In our study, participants read one of the following treatment messages; "90% of medical scientists agree that vaccines are safe", "90% of medical scientists agree that parents should be required to vaccinate their children" or a combination of both. In the control group, no information was provided (90% is actually a very conservative estimate of expert consensus based on national surveys among doctors and medical scientists). In short, we found that after exposure, people (conservatives and liberals alike) were not only substantially more likely to understand that there is a strong consensus among medical experts about vaccine safety, participants were also less likely to think that vaccines cause autism or that childhood vaccines are risky, and more likely to vaccinate their children and support policies that require parents to vaccinate their children.
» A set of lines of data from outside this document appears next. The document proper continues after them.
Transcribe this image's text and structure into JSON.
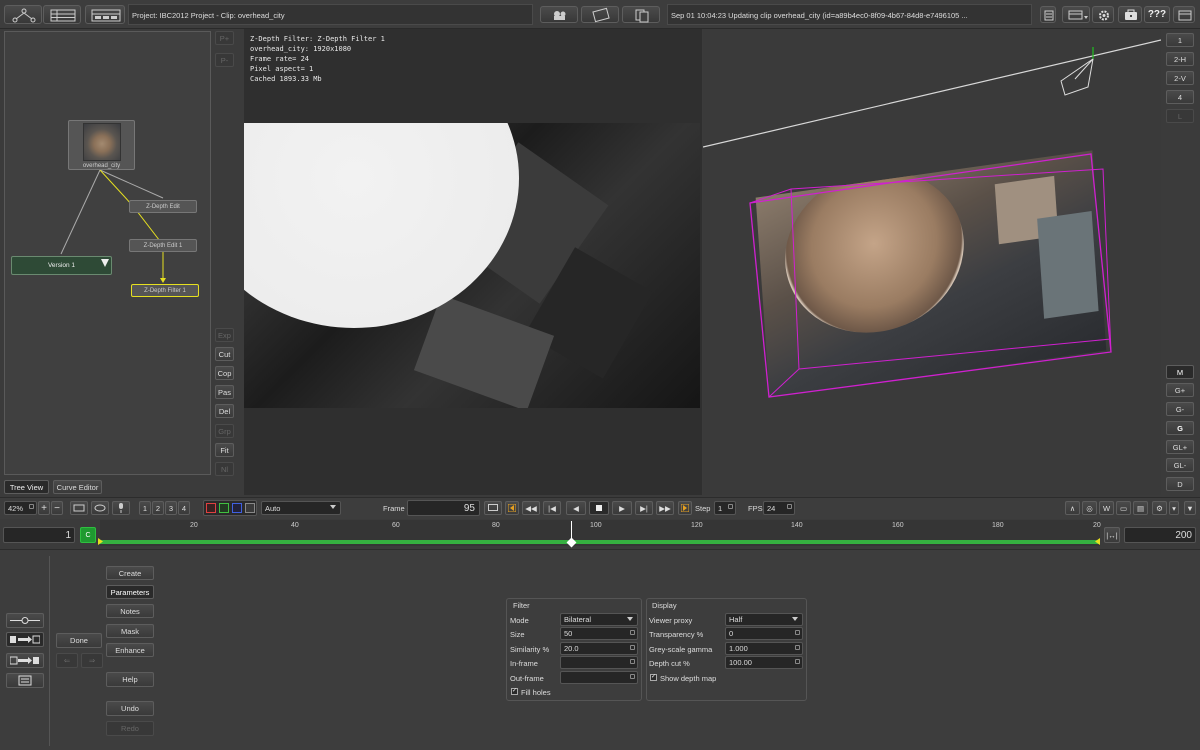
{
  "topbar": {
    "project": "Project: IBC2012 Project - Clip: overhead_city",
    "status": "Sep 01 10:04:23 Updating clip overhead_city (id=a89b4ec0-8f09-4b67-84d8-e7496105 ...",
    "help_label": "???"
  },
  "nodes": {
    "source": "overhead_city",
    "edit1": "Z-Depth Edit",
    "edit2": "Z-Depth Edit 1",
    "filter": "Z-Depth Filter 1",
    "version": "Version 1"
  },
  "tabs": {
    "tree_view": "Tree View",
    "curve_editor": "Curve Editor"
  },
  "side_tools": {
    "p_plus": "P+",
    "p_minus": "P-",
    "exp": "Exp",
    "cut": "Cut",
    "cop": "Cop",
    "pas": "Pas",
    "del": "Del",
    "grp": "Grp",
    "fit": "Fit",
    "nl": "Nl"
  },
  "viewer_info": {
    "line1": "Z-Depth Filter: Z-Depth Filter 1",
    "line2": "overhead_city: 1920x1080",
    "line3": "Frame rate= 24",
    "line4": "Pixel aspect= 1",
    "line5": "Cached 1893.33 Mb"
  },
  "view_modes": {
    "v1": "1",
    "v2h": "2-H",
    "v2v": "2-V",
    "v4": "4",
    "vl": "L",
    "m": "M",
    "gplus": "G+",
    "gminus": "G-",
    "g": "G",
    "glplus": "GL+",
    "glminus": "GL-",
    "d": "D"
  },
  "controls": {
    "zoom": "42%",
    "presets": [
      "1",
      "2",
      "3",
      "4"
    ],
    "channel": "Auto",
    "frame_label": "Frame",
    "frame_value": "95",
    "step_label": "Step",
    "step_value": "1",
    "fps_label": "FPS",
    "fps_value": "24"
  },
  "timeline": {
    "start": "1",
    "end": "200",
    "marker": "C",
    "ticks": [
      "20",
      "40",
      "60",
      "80",
      "100",
      "120",
      "140",
      "160",
      "180",
      "20"
    ]
  },
  "left_buttons": {
    "done": "Done",
    "create": "Create",
    "parameters": "Parameters",
    "notes": "Notes",
    "mask": "Mask",
    "enhance": "Enhance",
    "help": "Help",
    "undo": "Undo",
    "redo": "Redo"
  },
  "filter_panel": {
    "title": "Filter",
    "mode_label": "Mode",
    "mode_value": "Bilateral",
    "size_label": "Size",
    "size_value": "50",
    "similarity_label": "Similarity %",
    "similarity_value": "20.0",
    "inframe_label": "In-frame",
    "outframe_label": "Out-frame",
    "fill_holes": "Fill holes"
  },
  "display_panel": {
    "title": "Display",
    "proxy_label": "Viewer proxy",
    "proxy_value": "Half",
    "transparency_label": "Transparency %",
    "transparency_value": "0",
    "gamma_label": "Grey-scale gamma",
    "gamma_value": "1.000",
    "depthcut_label": "Depth cut %",
    "depthcut_value": "100.00",
    "show_depth": "Show depth map"
  },
  "colors": {
    "accent_yellow": "#e6e020",
    "timeline_green": "#35b040",
    "gizmo_magenta": "#d020d0"
  }
}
We generally find that people's perception of the level of consensus among domain experts [medical scientists] functions as a "gateway" to changing other influential beliefs that people hold with regard to important societal issues. In other words, communicating consensus has the potential to correct influential misperceptions while cultivating science-based attitudes toward and public support for vaccinations.
I have written about the psychology of consensus before. Of course, I am not suggesting that there is no need or place for people to learn exactly why vaccines do not cause autism or why you cannot catch the flu from a flu shot. The truth is that people care more about certain type of facts than about others and facts with social value (e.g., group consensus) tend to carry more weight. In an uncertain and complex world where people have limited time and attention, communicating the bottom-line is often what counts the most. In this case, that 90% of doctors all agree that approved vaccines are perfectly safe and that it is important for your health that you get yourself and your children vaccinated.